Скоро он убедился, что «молодая» любит детей не «на одних словах» и не по-Лизиному. Игрушками не дарит, даже порицает обилие игрушек; конфетами не кормит, а, напротив, сердится, когда Фимочка или Лиза безо времени пичкают их шоколадом. Но родная мать не могла бы лучше следить за их здоровьем и чистотой. Детская, как и весь дом, подчинилась строгому режиму. Ребят, привыкнувших валяться в постельках, подымали в семь, купали их в холодной воде. После чаю вели в парк до самого завтрака. В жаркие дни Катерина Федоровна заставляла их брать солнечные ванны — голеньких, в одних рубашках, их сажали на горячий песок. В холодные дни и в дождь она устраивала им фребелевские игры[204]. Часами заставляла плести коврик из пестрых бумажных ленточек, клеить коробочки, строить по плану дома из кубиков… Словно по волшебству кончились крики и драки, раздражавшие больную бабушку. Катерина Федоровна весь день оставляла детей на воздухе и требовала, чтоб в семь вечера они были в постели. Обедали они отдельно от больших, а в шесть им подавали чай с легкими бутербродами. Сырое молоко и сырая вода были строго запрещены. Благодаря этой системе, через два месяца уже дети поправились от бессонниц и катара желудка… Спать дети должны были в темноте. Когда Маня капризно заявила, что она засыпает, только держа за палец няньку, Катерина Федоровна сказала: «А у няньки болит палец, она до утра не придет». Маня было захныкала, но тетя прикрикнула: «Спать сейчас! А то разлюблю!..» Маня стихла, начала глотать слезы и незаметно уснула. А через неделю она уже совсем не заботилась о пальцах няни и стала «шелковой».
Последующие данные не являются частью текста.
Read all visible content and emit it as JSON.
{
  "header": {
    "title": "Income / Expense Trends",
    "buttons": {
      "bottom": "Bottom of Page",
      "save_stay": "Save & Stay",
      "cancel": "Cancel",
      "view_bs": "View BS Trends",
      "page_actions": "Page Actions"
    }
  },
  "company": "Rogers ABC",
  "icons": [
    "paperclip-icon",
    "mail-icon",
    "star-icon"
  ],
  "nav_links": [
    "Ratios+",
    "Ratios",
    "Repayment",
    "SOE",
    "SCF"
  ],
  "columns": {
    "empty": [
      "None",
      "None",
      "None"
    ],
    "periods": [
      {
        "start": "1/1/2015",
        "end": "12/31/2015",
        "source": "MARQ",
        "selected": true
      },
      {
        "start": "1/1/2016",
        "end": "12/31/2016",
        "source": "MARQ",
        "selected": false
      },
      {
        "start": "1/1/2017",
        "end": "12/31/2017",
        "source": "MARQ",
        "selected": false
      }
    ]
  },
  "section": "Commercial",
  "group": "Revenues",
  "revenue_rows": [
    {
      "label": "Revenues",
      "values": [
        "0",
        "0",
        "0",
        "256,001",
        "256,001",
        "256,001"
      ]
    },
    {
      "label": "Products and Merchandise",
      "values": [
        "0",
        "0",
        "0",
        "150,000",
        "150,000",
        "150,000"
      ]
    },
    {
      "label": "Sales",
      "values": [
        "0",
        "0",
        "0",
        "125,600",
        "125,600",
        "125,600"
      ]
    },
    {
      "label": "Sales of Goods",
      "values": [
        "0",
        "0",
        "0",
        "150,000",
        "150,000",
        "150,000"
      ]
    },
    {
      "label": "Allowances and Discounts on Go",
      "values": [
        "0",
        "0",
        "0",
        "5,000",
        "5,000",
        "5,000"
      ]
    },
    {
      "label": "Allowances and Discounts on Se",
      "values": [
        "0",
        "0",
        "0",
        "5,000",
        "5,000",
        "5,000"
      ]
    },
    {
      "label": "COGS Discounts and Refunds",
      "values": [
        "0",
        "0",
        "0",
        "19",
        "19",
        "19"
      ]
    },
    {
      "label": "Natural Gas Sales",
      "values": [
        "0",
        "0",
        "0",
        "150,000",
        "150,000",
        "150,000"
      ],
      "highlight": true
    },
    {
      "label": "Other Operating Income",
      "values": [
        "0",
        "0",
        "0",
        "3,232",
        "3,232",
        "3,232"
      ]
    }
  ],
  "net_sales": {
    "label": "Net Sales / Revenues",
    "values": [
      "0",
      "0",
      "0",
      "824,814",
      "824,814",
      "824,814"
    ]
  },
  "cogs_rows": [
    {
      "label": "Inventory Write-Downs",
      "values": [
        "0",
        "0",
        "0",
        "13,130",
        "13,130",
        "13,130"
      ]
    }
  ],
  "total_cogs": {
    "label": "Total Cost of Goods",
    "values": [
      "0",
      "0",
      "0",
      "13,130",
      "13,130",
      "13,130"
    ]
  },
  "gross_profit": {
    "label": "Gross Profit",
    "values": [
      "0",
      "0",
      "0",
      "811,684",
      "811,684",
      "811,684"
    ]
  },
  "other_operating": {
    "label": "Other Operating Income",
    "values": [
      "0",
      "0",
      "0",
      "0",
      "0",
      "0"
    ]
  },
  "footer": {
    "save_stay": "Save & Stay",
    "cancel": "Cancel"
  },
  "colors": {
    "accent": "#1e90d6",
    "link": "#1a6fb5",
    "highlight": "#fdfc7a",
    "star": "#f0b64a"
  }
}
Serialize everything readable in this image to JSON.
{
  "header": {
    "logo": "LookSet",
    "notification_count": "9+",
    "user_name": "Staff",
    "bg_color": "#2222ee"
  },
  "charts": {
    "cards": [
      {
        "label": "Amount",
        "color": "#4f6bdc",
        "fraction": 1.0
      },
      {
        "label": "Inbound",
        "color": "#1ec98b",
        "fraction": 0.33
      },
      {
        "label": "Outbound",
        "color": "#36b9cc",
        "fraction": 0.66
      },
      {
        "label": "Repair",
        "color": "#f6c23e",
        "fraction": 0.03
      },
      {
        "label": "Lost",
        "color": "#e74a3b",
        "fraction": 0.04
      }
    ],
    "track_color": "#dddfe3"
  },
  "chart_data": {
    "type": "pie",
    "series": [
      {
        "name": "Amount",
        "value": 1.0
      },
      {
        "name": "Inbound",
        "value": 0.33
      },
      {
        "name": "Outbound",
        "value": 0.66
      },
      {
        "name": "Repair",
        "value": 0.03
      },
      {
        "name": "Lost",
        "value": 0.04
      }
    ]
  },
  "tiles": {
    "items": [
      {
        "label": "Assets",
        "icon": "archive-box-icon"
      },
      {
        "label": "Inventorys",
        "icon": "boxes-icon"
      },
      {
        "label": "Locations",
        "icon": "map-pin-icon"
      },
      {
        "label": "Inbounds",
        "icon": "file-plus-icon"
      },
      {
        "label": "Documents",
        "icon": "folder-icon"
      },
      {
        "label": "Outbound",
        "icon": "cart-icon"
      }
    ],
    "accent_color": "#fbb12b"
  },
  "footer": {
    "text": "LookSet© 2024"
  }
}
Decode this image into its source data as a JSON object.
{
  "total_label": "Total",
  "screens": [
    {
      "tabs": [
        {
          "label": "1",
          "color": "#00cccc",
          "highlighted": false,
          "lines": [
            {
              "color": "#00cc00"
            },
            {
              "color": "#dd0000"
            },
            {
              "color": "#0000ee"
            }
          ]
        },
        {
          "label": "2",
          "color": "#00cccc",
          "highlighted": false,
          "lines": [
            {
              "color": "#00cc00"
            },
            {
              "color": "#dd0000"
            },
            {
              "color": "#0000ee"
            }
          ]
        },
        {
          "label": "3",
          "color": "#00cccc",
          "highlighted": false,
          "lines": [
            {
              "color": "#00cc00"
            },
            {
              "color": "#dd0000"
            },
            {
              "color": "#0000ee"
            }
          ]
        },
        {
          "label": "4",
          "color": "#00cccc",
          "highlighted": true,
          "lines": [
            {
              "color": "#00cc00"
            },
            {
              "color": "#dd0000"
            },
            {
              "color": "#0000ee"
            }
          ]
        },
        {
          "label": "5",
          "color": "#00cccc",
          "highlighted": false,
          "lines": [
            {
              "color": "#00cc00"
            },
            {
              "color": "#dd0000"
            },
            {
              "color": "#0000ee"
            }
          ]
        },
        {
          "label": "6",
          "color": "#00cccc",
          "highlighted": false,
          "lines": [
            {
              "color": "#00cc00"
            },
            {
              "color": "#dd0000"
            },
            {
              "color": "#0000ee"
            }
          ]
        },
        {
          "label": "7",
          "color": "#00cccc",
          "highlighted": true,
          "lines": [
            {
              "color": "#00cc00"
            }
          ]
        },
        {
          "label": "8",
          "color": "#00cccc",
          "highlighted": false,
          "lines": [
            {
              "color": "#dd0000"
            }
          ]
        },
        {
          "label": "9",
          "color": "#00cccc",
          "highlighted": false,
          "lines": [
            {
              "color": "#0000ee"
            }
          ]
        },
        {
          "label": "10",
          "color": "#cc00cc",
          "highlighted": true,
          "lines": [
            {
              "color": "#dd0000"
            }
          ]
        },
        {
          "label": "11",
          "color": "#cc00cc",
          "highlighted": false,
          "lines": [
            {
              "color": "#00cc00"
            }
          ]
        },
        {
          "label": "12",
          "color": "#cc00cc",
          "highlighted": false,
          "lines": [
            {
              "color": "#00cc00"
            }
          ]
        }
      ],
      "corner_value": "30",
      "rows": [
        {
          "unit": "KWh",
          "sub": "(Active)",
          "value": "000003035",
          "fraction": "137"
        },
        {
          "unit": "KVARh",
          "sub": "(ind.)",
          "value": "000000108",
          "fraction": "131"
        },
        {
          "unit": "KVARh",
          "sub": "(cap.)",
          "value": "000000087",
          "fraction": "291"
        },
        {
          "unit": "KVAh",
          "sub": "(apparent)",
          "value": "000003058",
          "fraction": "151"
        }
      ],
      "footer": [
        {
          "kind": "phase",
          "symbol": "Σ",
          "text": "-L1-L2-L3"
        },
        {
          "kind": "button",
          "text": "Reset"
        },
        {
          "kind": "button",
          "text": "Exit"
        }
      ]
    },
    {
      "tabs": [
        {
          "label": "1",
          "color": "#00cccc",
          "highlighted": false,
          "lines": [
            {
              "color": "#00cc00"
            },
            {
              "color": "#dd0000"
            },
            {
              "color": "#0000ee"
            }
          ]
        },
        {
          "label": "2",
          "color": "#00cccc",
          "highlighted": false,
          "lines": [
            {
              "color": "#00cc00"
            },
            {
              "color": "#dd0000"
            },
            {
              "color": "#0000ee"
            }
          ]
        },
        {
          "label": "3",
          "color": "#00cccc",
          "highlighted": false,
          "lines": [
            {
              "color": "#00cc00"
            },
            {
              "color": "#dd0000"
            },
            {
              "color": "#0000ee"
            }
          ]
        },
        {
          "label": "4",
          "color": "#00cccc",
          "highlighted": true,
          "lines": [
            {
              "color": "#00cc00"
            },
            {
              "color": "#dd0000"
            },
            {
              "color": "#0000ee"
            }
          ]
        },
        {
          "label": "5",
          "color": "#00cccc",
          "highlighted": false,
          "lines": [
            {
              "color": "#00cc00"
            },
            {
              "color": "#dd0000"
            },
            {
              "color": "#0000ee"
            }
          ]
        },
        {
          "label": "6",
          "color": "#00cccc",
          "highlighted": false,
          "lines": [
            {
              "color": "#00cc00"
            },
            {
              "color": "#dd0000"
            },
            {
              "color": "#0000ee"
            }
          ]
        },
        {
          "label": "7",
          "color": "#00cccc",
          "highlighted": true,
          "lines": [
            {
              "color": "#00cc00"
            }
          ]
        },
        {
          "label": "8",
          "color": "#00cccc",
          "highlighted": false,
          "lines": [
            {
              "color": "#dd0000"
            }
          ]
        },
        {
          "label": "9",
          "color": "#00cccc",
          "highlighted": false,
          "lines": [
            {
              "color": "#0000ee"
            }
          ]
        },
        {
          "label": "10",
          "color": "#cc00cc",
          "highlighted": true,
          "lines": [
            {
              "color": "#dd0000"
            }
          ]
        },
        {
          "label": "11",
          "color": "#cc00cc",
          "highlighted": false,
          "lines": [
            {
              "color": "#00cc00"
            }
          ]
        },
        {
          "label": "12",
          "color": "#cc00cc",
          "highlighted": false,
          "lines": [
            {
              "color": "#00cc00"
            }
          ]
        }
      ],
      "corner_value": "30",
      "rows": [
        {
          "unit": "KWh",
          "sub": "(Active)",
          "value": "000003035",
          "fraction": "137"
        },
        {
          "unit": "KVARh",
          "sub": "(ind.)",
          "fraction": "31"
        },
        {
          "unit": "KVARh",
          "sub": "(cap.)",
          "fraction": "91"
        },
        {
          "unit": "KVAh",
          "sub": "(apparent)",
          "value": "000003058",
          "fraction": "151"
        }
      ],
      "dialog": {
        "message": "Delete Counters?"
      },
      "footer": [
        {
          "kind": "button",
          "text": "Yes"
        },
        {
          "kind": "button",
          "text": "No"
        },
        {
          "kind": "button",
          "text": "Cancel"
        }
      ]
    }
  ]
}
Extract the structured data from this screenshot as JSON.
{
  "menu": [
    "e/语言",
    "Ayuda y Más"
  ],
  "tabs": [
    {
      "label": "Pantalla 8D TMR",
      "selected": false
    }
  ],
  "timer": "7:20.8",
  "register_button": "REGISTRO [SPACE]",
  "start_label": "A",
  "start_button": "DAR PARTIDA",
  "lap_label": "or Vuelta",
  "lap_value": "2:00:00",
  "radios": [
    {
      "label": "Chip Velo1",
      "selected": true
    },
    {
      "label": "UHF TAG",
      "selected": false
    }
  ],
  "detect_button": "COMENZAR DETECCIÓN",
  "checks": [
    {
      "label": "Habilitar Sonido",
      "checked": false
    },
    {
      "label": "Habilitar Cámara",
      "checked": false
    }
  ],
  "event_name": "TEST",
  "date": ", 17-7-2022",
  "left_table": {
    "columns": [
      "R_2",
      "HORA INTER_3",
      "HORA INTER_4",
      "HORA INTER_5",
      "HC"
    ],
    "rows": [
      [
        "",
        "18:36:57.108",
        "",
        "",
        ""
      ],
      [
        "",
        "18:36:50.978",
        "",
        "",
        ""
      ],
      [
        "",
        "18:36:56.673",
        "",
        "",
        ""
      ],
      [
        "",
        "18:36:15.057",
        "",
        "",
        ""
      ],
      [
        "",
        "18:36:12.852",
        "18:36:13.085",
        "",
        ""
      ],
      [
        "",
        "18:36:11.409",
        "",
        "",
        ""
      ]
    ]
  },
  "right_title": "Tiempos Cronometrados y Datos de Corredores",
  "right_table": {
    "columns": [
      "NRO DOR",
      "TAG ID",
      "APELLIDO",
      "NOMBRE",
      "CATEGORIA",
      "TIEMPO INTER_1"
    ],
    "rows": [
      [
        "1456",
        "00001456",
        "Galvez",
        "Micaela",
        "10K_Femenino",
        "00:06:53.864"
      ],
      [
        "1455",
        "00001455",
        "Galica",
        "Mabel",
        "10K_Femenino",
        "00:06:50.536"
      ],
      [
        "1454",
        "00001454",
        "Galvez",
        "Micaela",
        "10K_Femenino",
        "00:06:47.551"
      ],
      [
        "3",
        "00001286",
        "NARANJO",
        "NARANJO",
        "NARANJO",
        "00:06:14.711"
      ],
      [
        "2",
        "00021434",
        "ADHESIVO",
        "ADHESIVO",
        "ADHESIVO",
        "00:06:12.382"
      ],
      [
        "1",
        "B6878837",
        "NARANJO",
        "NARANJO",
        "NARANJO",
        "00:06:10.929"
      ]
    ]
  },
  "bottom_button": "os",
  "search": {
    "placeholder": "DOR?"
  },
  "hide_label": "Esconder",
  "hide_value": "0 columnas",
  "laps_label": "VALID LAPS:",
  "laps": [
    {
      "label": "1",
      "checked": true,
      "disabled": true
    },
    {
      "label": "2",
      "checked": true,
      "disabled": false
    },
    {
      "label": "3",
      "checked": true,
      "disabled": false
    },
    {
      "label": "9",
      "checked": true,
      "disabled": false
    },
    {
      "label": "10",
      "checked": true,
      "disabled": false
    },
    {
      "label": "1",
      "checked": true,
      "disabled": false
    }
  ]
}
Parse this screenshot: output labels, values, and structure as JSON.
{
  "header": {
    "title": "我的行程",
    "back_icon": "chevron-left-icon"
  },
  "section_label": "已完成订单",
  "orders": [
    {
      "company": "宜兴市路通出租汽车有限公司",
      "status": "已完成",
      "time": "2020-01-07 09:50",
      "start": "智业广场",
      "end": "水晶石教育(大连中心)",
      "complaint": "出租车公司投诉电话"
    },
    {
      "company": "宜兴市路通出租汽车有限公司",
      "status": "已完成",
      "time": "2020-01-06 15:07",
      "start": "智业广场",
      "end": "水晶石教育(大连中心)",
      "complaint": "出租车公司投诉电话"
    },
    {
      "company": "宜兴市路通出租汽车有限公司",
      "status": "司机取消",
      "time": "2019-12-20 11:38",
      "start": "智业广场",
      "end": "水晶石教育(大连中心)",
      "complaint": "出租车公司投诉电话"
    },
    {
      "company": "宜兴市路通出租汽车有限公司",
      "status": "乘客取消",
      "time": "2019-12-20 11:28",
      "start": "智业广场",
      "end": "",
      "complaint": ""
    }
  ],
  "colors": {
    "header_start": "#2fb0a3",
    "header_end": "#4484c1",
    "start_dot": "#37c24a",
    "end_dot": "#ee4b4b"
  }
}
Каждое утро Катерина Федоровна, целуя детей, оглядывала их зубы, ногти и их белье и сурово выговаривала няньке, если замечала упущение. Она входила в детскую и проветривала комнату, оглядывала матрасики, воевала с ленивой, неряшливой Фешей, — словом, все поставила вверх дном. Избалованная Феша возненавидела «молодую» с первого дня и беспрестанно порывалась грубить. Но Катерина Федоровна казалась неуязвимой. «Я с вами не разговариваю, — был ее обычный ответ. — Я вам только приказываю. Потрудитесь повиноваться!»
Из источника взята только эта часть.